One of the more entertaining debates that have been raging on the Internet over the last year – net neutrality – has finally been given an FCC mandate.
In a nutshell, the generators of content – the big websites like Facebook, Google, Yahoo, etc – were pitted against the owner/operators of the public IP transit network – Verizon, Comcast, AT&T, Level3, etc. At issue was the idea that a content provider can pay money to provide better network service for their end customers, presumably at the expense of less fortunate content owners whose users could suffer from less than ideal network performance. These proposed “fast lanes” on the public network have been met with widespread derision from the content-consuming public, and rightfully so: it creates a moral hazard when money can filter what content we consume on the Web. Hence, like it or not, the World Wide Web is now one step closer to being a public utility.
I love my YouTube as much as anyone…but what does all this mean for the enterprise, anyway? Frankly, here at ClearSky, we’ve been pondering the public Internet for quite some time. It has the enormous advantage of instantaneous, ad hoc, any-to-any connectivity across billions of end points. Because of this, the use of the network is dominated by companies wishing to push content from a small number of locations to the billions of users, phones, tablets, cars, and lots of other viewing and listening devices. As a result, when we pay for access to the Internet, we aren’t just paying for the raw bandwidth we are using. We are also paying for the costs of our provider connecting with all the other providers to carry all that digital content across their lines. Along with that expense, we have to deal with highly variable throughput, very unpredictable latency, and the risk that hackers might spend their free time trying to access our endpoints from their outposts in Outer Slobovia.
Interestingly, there is, and always has been a “fast lane” available to businesses: the private line. Way back in the 1990’s a cadre of very well-funded, competitive telco providers spent enormous sums of money running fiber optic cable throughout the country and our major cities in particular. Like many 90’s era tech stories, this one ended badly. The need for all this bandwidth never materialized in time to keep the service providers out of bankruptcy. Today, we are seeing that a whole industry of service providers has emerged to leverage those fiber optic assets. They specialize in providing dedicated, private Ethernet connectivity in metro areas across the globe. These lines are low cost and offer very consistent, low latency and high throughput. Better yet, they are private – the enterprise decides who has access through their network. Finally, they are getting progressively cheaper over time. We think that the ubiquitous availability of this type of connectivity creates huge opportunities for business to leverage very high levels of bandwidth. Even more interestingly, it can give rise to a whole new generation of network-intensive applications that could never run well on the Internet because of its constraints.

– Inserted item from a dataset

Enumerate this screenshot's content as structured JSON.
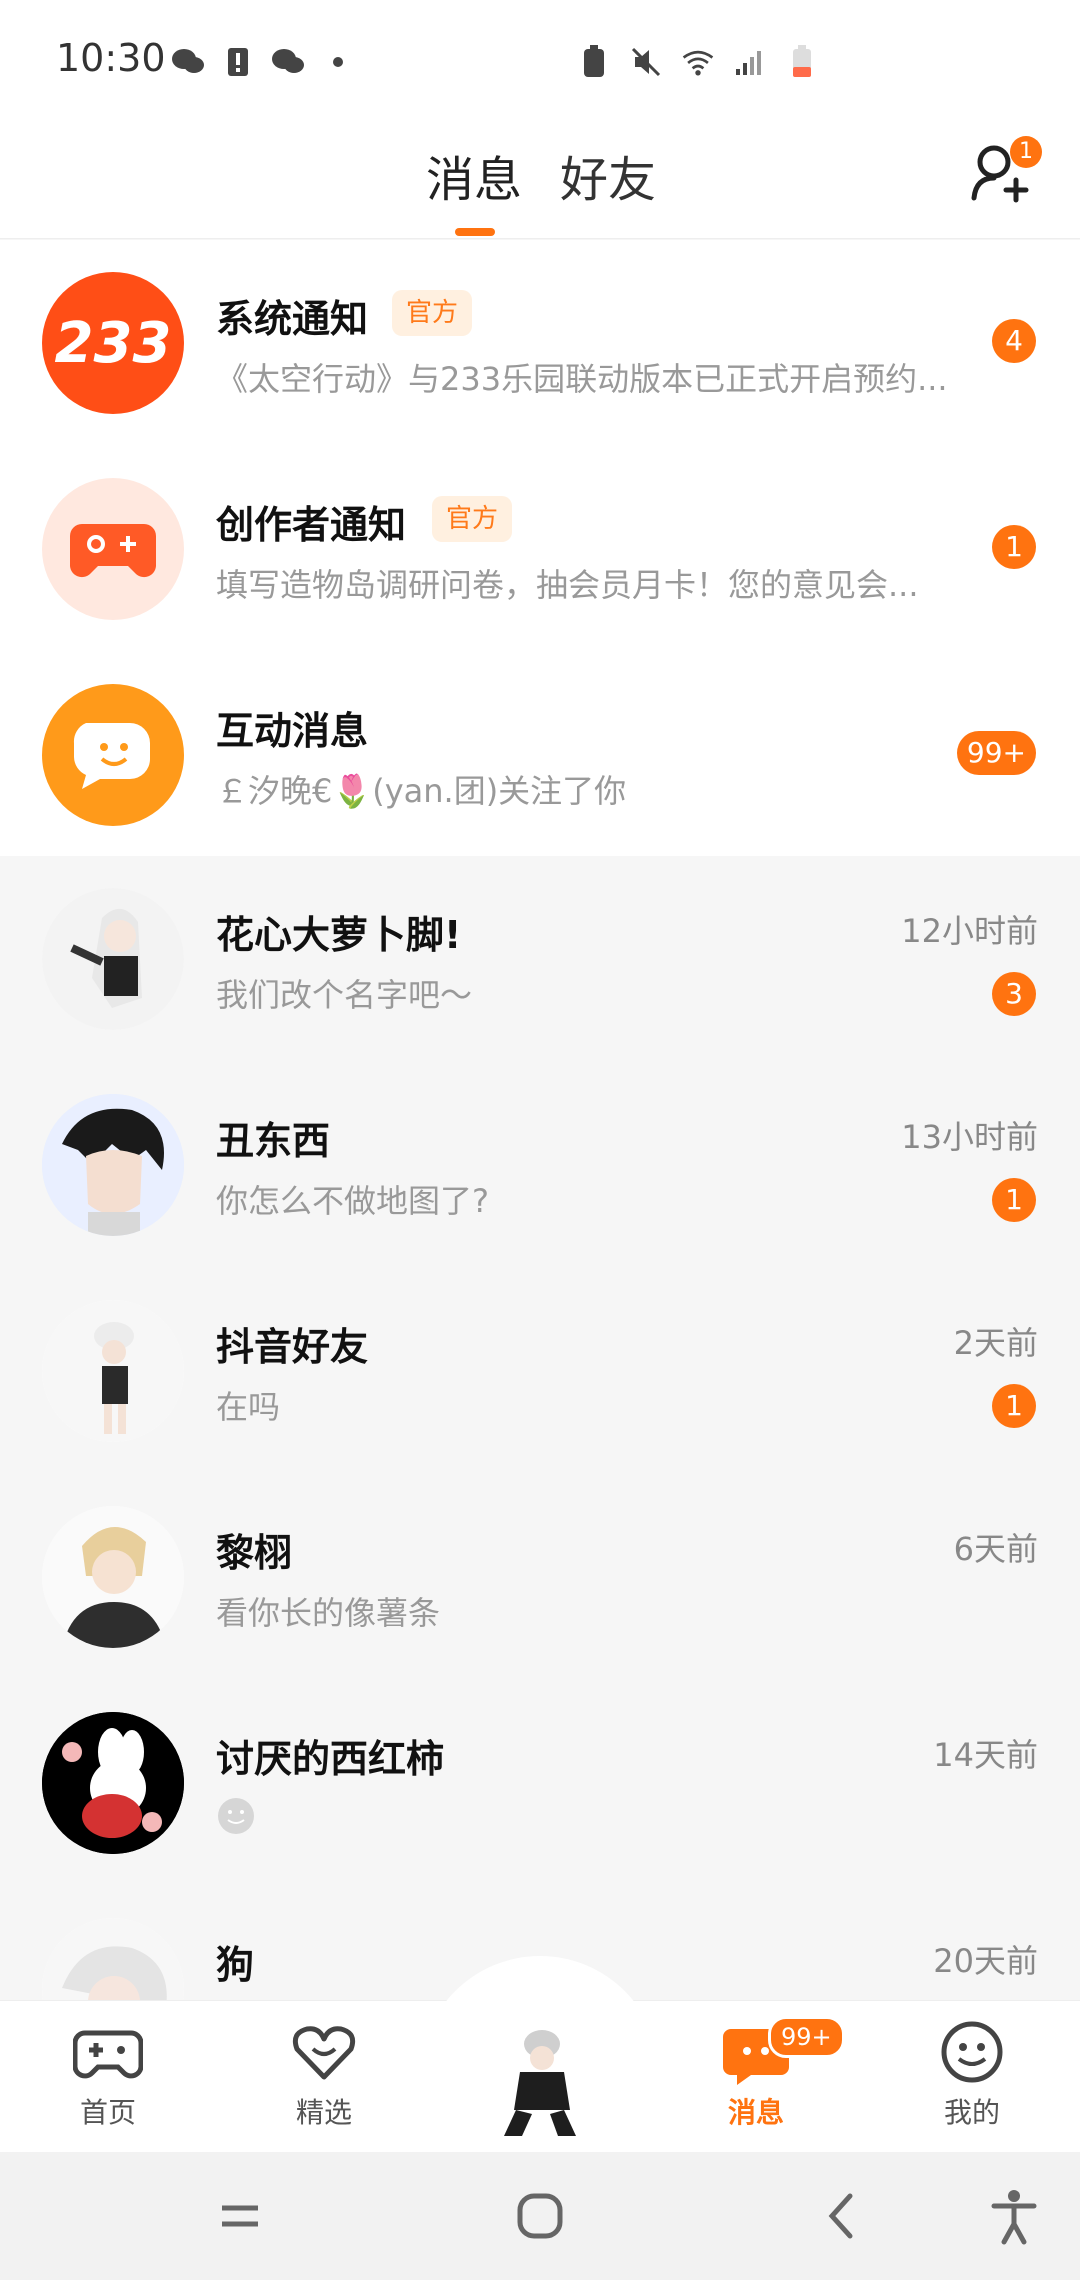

So what if you aren’t trying to stream movies to 100 million users as part of your business? What if you just have a datacenter across town that you need to connect to securely? It should not be necessary to shoehorn every application into the public IP network. If your business needs a fast lane, the most cost effective way to get one is to use a private line. We’re looking forward to seeing the impact of the FCC verdict play out in the private connectivity space – new regulations often have interesting side effects, and this case is no different. Now that you can’t get differentiated service over the Internet, it’s a good bet that the market for private connectivity will benefit.